Founders of 25 companies have pledged 100 per cent, hinting at severe downturn.

Mumbai: The pledging of shares by promoters of NSE-listed companies has hit a seven-year high during the quarter ended December 2015 indicating the high level of financial distress faced by India Inc.

According to data analysed by PRIME Database, share pledging by promoters saw an increase of 14 per cent in the last quarter of calendar year 2015, with the value of pledged shares going up to Rs 2.03 lakh crore as on December 31, 2015 compared to Rs 1.78 lakh crore reported at the end of September 30, 2015.

“High pledge levels are typically not considered a good sign by the investors as a downturn in the market price can lead to invocation and change in management,” said Prithvi Haldea, managing director, PRIME.

Surprisingly, there were as many as 25 companies in which the complete holding (100 per cent) of the promoters was under- pledged as at the end of December 2015.

Mr Haldea pointed out that lenders have already invoked pledged shares in as many as 19 companies during the October-December period with Pipavav Defence & Offshore Engineering seeing Rs 300 crore worth of pledged shares being invoked by their lenders.

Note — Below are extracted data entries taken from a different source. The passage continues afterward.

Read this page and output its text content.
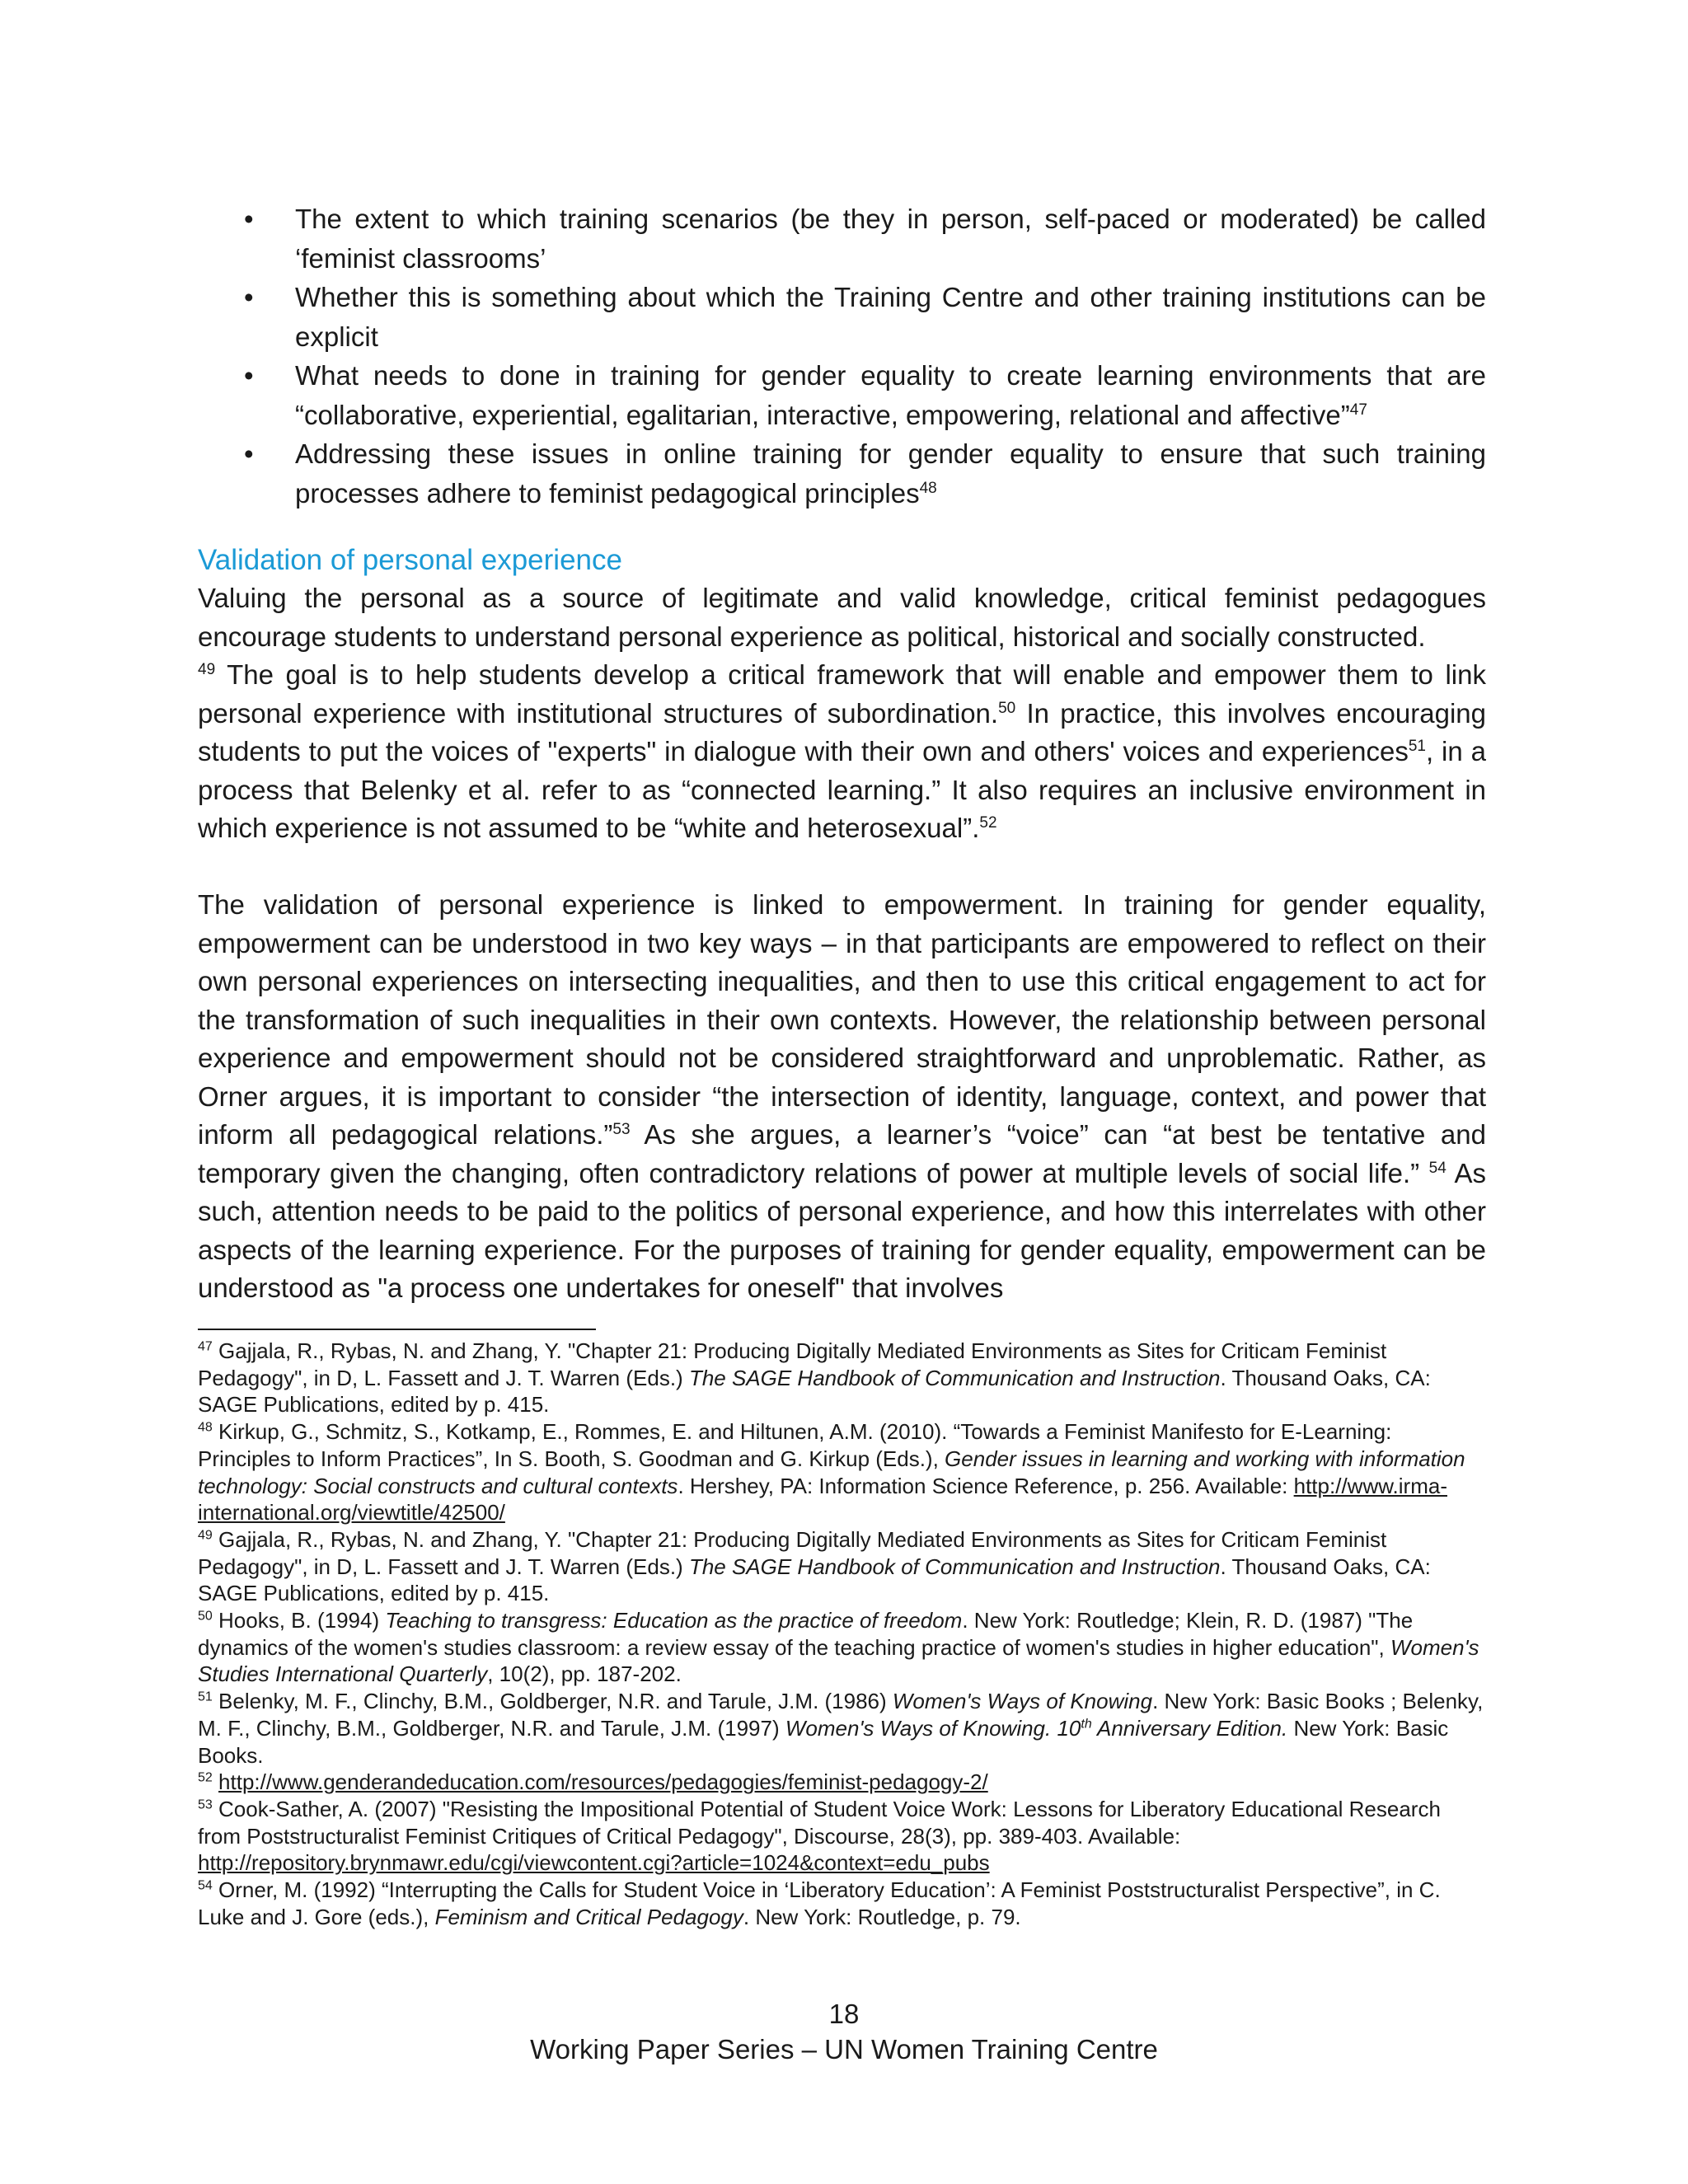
• The extent to which training scenarios (be they in person, self-paced or moderated) be called ‘feminist classrooms’
• Whether this is something about which the Training Centre and other training institutions can be explicit
• What needs to done in training for gender equality to create learning environments that are “collaborative, experiential, egalitarian, interactive, empowering, relational and affective”$^{47}$
• Addressing these issues in online training for gender equality to ensure that such training processes adhere to feminist pedagogical principles$^{48}$
Validation of personal experience

Valuing the personal as a source of legitimate and valid knowledge, critical feminist pedagogues encourage students to understand personal experience as political, historical and socially constructed.
$^{49}$ The goal is to help students develop a critical framework that will enable and empower them to link personal experience with institutional structures of subordination.$^{50}$ In practice, this involves encouraging students to put the voices of "experts" in dialogue with their own and others' voices and experiences$^{51}$, in a process that Belenky et al. refer to as “connected learning.” It also requires an inclusive environment in which experience is not assumed to be “white and heterosexual”.$^{52}$

The validation of personal experience is linked to empowerment. In training for gender equality, empowerment can be understood in two key ways – in that participants are empowered to reflect on their own personal experiences on intersecting inequalities, and then to use this critical engagement to act for the transformation of such inequalities in their own contexts. However, the relationship between personal experience and empowerment should not be considered straightforward and unproblematic. Rather, as Orner argues, it is important to consider “the intersection of identity, language, context, and power that inform all pedagogical relations.”$^{53}$ As she argues, a learner’s “voice” can “at best be tentative and temporary given the changing, often contradictory relations of power at multiple levels of social life.” $^{54}$ As such, attention needs to be paid to the politics of personal experience, and how this interrelates with other aspects of the learning experience. For the purposes of training for gender equality, empowerment can be understood as "a process one undertakes for oneself" that involves

$^{47}$ Gajjala, R., Rybas, N. and Zhang, Y. "Chapter 21: Producing Digitally Mediated Environments as Sites for Criticam Feminist Pedagogy", in D, L. Fassett and J. T. Warren (Eds.) The SAGE Handbook of Communication and Instruction. Thousand Oaks, CA: SAGE Publications, edited by p. 415.

$^{48}$ Kirkup, G., Schmitz, S., Kotkamp, E., Rommes, E. and Hiltunen, A.M. (2010). “Towards a Feminist Manifesto for E-Learning: Principles to Inform Practices”, In S. Booth, S. Goodman and G. Kirkup (Eds.), Gender issues in learning and working with information technology: Social constructs and cultural contexts. Hershey, PA: Information Science Reference, p. 256. Available: http://www.irma-international.org/viewtitle/42500/

$^{49}$ Gajjala, R., Rybas, N. and Zhang, Y. "Chapter 21: Producing Digitally Mediated Environments as Sites for Criticam Feminist Pedagogy", in D, L. Fassett and J. T. Warren (Eds.) The SAGE Handbook of Communication and Instruction. Thousand Oaks, CA: SAGE Publications, edited by p. 415.

$^{50}$ Hooks, B. (1994) Teaching to transgress: Education as the practice of freedom. New York: Routledge; Klein, R. D. (1987) "The dynamics of the women's studies classroom: a review essay of the teaching practice of women's studies in higher education", Women's Studies International Quarterly, 10(2), pp. 187-202.

$^{51}$ Belenky, M. F., Clinchy, B.M., Goldberger, N.R. and Tarule, J.M. (1986) Women's Ways of Knowing. New York: Basic Books ; Belenky, M. F., Clinchy, B.M., Goldberger, N.R. and Tarule, J.M. (1997) Women's Ways of Knowing. 10th Anniversary Edition. New York: Basic Books.

$^{52}$ http://www.genderandeducation.com/resources/pedagogies/feminist-pedagogy-2/

$^{53}$ Cook-Sather, A. (2007) "Resisting the Impositional Potential of Student Voice Work: Lessons for Liberatory Educational Research from Poststructuralist Feminist Critiques of Critical Pedagogy", Discourse, 28(3), pp. 389-403. Available: http://repository.brynmawr.edu/cgi/viewcontent.cgi?article=1024&context=edu_pubs

$^{54}$ Orner, M. (1992) “Interrupting the Calls for Student Voice in ‘Liberatory Education’: A Feminist Poststructuralist Perspective”, in C. Luke and J. Gore (eds.), Feminism and Critical Pedagogy. New York: Routledge, p. 79.

18
Working Paper Series – UN Women Training Centre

Some of the companies in which 100 per cent of the promoters holdings were pledged include AGC Networks, Ankit Metal & Power, Bajaj Hindusthan Sugar, DQ Entertainment, Eastern Silk Industries, Era Infra Engineering, Gokaldas Exports, IL&FS Investment Managers, Impex Ferro Tech, Ind-Swift Labs, IVRCL, Para-mount Communications, Parenteral Drugs (India), Pipavav Defence & Offshore Engineering, PSL, and Raj Rayon Industries.

In all, there were as many as 79 companies in which more than 90 per cent of the promoter’s shareholding was pledged. In another 208 companies, promoters had pledged more than 50 per cent of their ownership. As at the end of 2015, the shares of as many as 517 companies out of 1,506 NSE listed companies, were pledged, up from 370 companies six years ago.